为了可以调用Kafka的C/C++ API, 需要先安装环境。
shell
# almlinux8
# dnf search kafka
# dnf install librdkafka-devel
# dnf search glib
# dnf install glib2-devel
# ubuntu22
# 开发库
➜ apt install librdkafka-dev libglib2.0-dev
# 安装docker环境
➜ apt install docker.io docker-compose
# 本地安装 Kafka
## ref: https://docs.confluent.io/confluent-cli/current/install.html#cp
➜ wget -qO - https://packages.confluent.io/confluent-cli/deb/archive.key | sudo apt-key add
➜ add-apt-repository "deb https://packages.confluent.io/confluent-cli/deb stable main"
➜ apt install confluent-cli
## 启动kafka
## usage: https://docs.confluent.io/confluent-cli/current/command-reference/local/kafka/confluent_local_kafka_start.html
## error: https://stackoverflow.com/questions/63776518/error-2-matches-found-based-on-name-network-nameofservice-default-is-ambiguo
## error:https://stackoverflow.com/questions/77985757/kafka-in-docker-using-confluent-cli-doesnt-work
➜ whereis confluent
confluent: /usr/bin/confluent
➜ export CONFLUENT_HOME=/usr/bin/confluent
# 我执行下面命令后,没有看到Plaintext Ports信息
➜ confluent local kafka start
# 停止,然后重新启动,管用了
➜ confluent local kafka stop
➜ confluent local kafka start
The local commands are intended for a single-node development environment only, NOT for production usage.

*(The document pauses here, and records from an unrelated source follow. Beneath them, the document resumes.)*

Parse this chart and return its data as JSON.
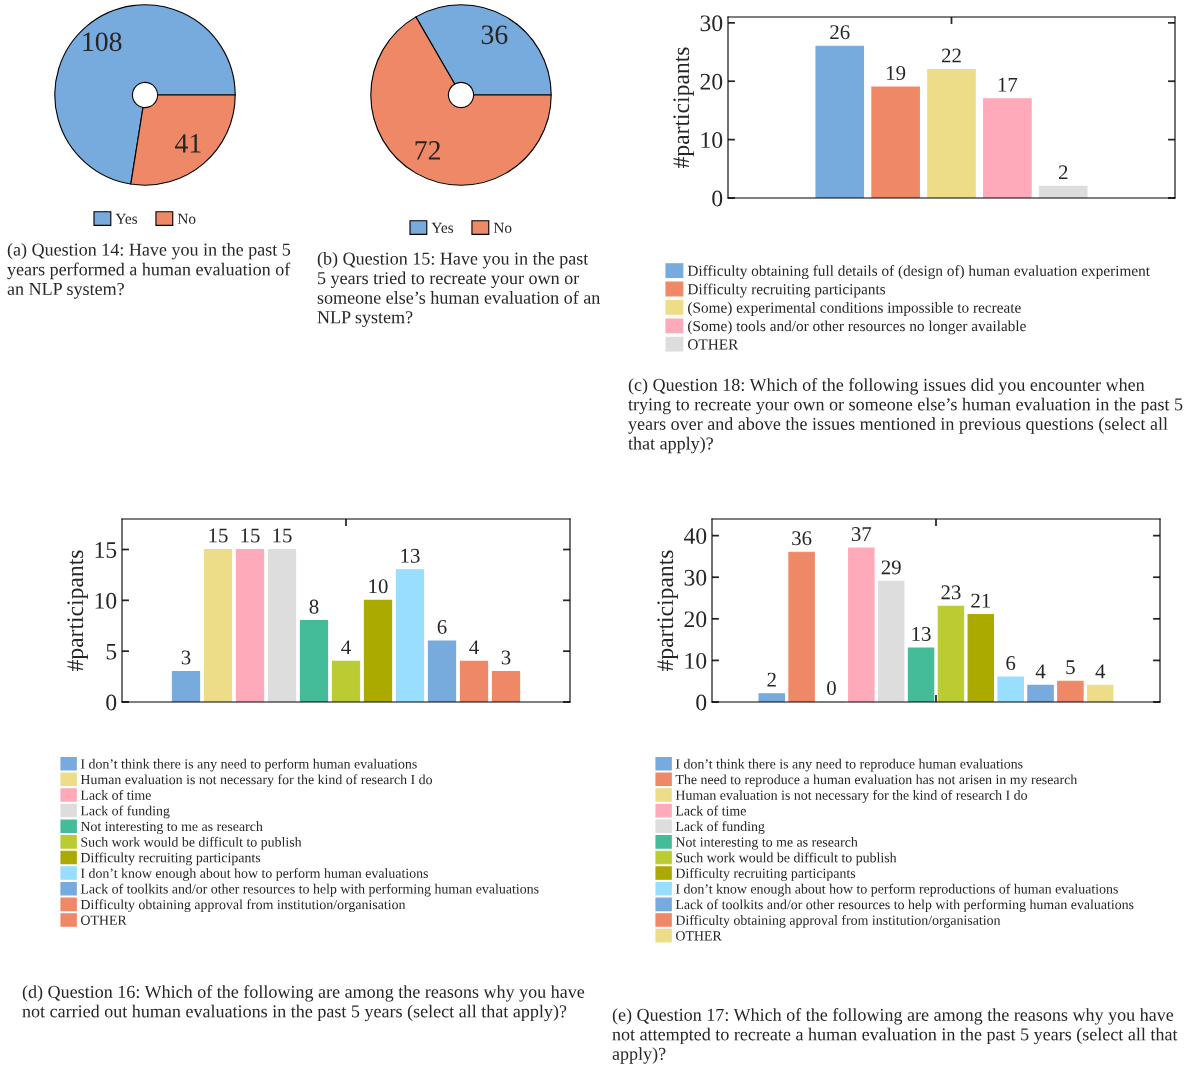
{
  "chart_data": [
    {
      "type": "donut",
      "title": "(a) Question 14: Have you in the past 5 years performed a human evaluation of an NLP system?",
      "categories": [
        "Yes",
        "No"
      ],
      "values": [
        108,
        41
      ],
      "colors": [
        "#77aadd",
        "#ee8866"
      ],
      "data_labels": true,
      "legend": "bottom"
    },
    {
      "type": "donut",
      "title": "(b) Question 15: Have you in the past 5 years tried to recreate your own or someone else’s human evaluation of an NLP system?",
      "categories": [
        "Yes",
        "No"
      ],
      "values": [
        36,
        72
      ],
      "colors": [
        "#77aadd",
        "#ee8866"
      ],
      "data_labels": true,
      "legend": "bottom"
    },
    {
      "type": "bar",
      "title": "(c) Question 18: Which of the following issues did you encounter when trying to recreate your own or someone else’s human evaluation in the past 5 years over and above the issues mentioned in previous questions (select all that apply)?",
      "ylabel": "#participants",
      "categories": [
        null
      ],
      "ylim": [
        0,
        31
      ],
      "yticks": [
        0,
        10,
        20,
        30
      ],
      "data_labels": true,
      "legend": "bottom",
      "tick_labels": "y",
      "series": [
        {
          "name": "Difficulty obtaining full details of (design of) human evaluation experiment",
          "color": "#77aadd",
          "values": [
            26
          ]
        },
        {
          "name": "Difficulty recruiting participants",
          "color": "#ee8866",
          "values": [
            19
          ]
        },
        {
          "name": "(Some) experimental conditions impossible to recreate",
          "color": "#eedd88",
          "values": [
            22
          ]
        },
        {
          "name": "(Some) tools and/or other resources no longer available",
          "color": "#ffaabb",
          "values": [
            17
          ]
        },
        {
          "name": "OTHER",
          "color": "#dddddd",
          "values": [
            2
          ]
        }
      ]
    },
    {
      "type": "bar",
      "title": "(d) Question 16: Which of the following are among the reasons why you have not carried out human evaluations in the past 5 years (select all that apply)?",
      "ylabel": "#participants",
      "categories": [
        null
      ],
      "ylim": [
        0,
        18
      ],
      "yticks": [
        0,
        5,
        10,
        15
      ],
      "data_labels": true,
      "legend": "bottom",
      "tick_labels": "y",
      "series": [
        {
          "name": "I don’t think there is any need to perform human evaluations",
          "color": "#77aadd",
          "values": [
            3
          ]
        },
        {
          "name": "Human evaluation is not necessary for the kind of research I do",
          "color": "#eedd88",
          "values": [
            15
          ]
        },
        {
          "name": "Lack of time",
          "color": "#ffaabb",
          "values": [
            15
          ]
        },
        {
          "name": "Lack of funding",
          "color": "#dddddd",
          "values": [
            15
          ]
        },
        {
          "name": "Not interesting to me as research",
          "color": "#44bb99",
          "values": [
            8
          ]
        },
        {
          "name": "Such work would be difficult to publish",
          "color": "#bbcc33",
          "values": [
            4
          ]
        },
        {
          "name": "Difficulty recruiting participants",
          "color": "#aaaa00",
          "values": [
            10
          ]
        },
        {
          "name": "I don’t know enough about how to perform human evaluations",
          "color": "#99ddff",
          "values": [
            13
          ]
        },
        {
          "name": "Lack of toolkits and/or other resources to help with performing human evaluations",
          "color": "#77aadd",
          "values": [
            6
          ]
        },
        {
          "name": "Difficulty obtaining approval from institution/organisation",
          "color": "#ee8866",
          "values": [
            4
          ]
        },
        {
          "name": "OTHER",
          "color": "#ee8866",
          "values": [
            3
          ]
        }
      ]
    },
    {
      "type": "bar",
      "title": "(e) Question 17: Which of the following are among the reasons why you have not attempted to recreate a human evaluation in the past 5 years (select all that apply)?",
      "ylabel": "#participants",
      "categories": [
        null
      ],
      "ylim": [
        0,
        44
      ],
      "yticks": [
        0,
        10,
        20,
        30,
        40
      ],
      "data_labels": true,
      "legend": "bottom",
      "tick_labels": "y",
      "series": [
        {
          "name": "I don’t think there is any need to reproduce human evaluations",
          "color": "#77aadd",
          "values": [
            2
          ]
        },
        {
          "name": "The need to reproduce a human evaluation has not arisen in my research",
          "color": "#ee8866",
          "values": [
            36
          ]
        },
        {
          "name": "Human evaluation is not necessary for the kind of research I do",
          "color": "#eedd88",
          "values": [
            0
          ]
        },
        {
          "name": "Lack of time",
          "color": "#ffaabb",
          "values": [
            37
          ]
        },
        {
          "name": "Lack of funding",
          "color": "#dddddd",
          "values": [
            29
          ]
        },
        {
          "name": "Not interesting to me as research",
          "color": "#44bb99",
          "values": [
            13
          ]
        },
        {
          "name": "Such work would be difficult to publish",
          "color": "#bbcc33",
          "values": [
            23
          ]
        },
        {
          "name": "Difficulty recruiting participants",
          "color": "#aaaa00",
          "values": [
            21
          ]
        },
        {
          "name": "I don’t know enough about how to perform reproductions of human evaluations",
          "color": "#99ddff",
          "values": [
            6
          ]
        },
        {
          "name": "Lack of toolkits and/or other resources to help with performing human evaluations",
          "color": "#77aadd",
          "values": [
            4
          ]
        },
        {
          "name": "Difficulty obtaining approval from institution/organisation",
          "color": "#ee8866",
          "values": [
            5
          ]
        },
        {
          "name": "OTHER",
          "color": "#eedd88",
          "values": [
            4
          ]
        }
      ]
    }
  ]
}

See more: https://docs.confluent.io/current/cli/index.html
Pulling from confluentinc/confluent-local
Digest: sha256:ad62269bf4766820c298f7581cf872a49f46a11dbaebcccb4fd2e71049288c5b
Status: Image is up to date for confluentinc/confluent-local:7.6.0
+-----------------+-------+
| Kafka REST Port | 8082 |
| Plaintext Ports | 43465 |
+-----------------+-------+
Started Confluent Local containers "8d72d911a4".
To continue your Confluent Local experience, run `confluent local kafka topic create <topic>` and `confluent local kafka topic produce <topic>`.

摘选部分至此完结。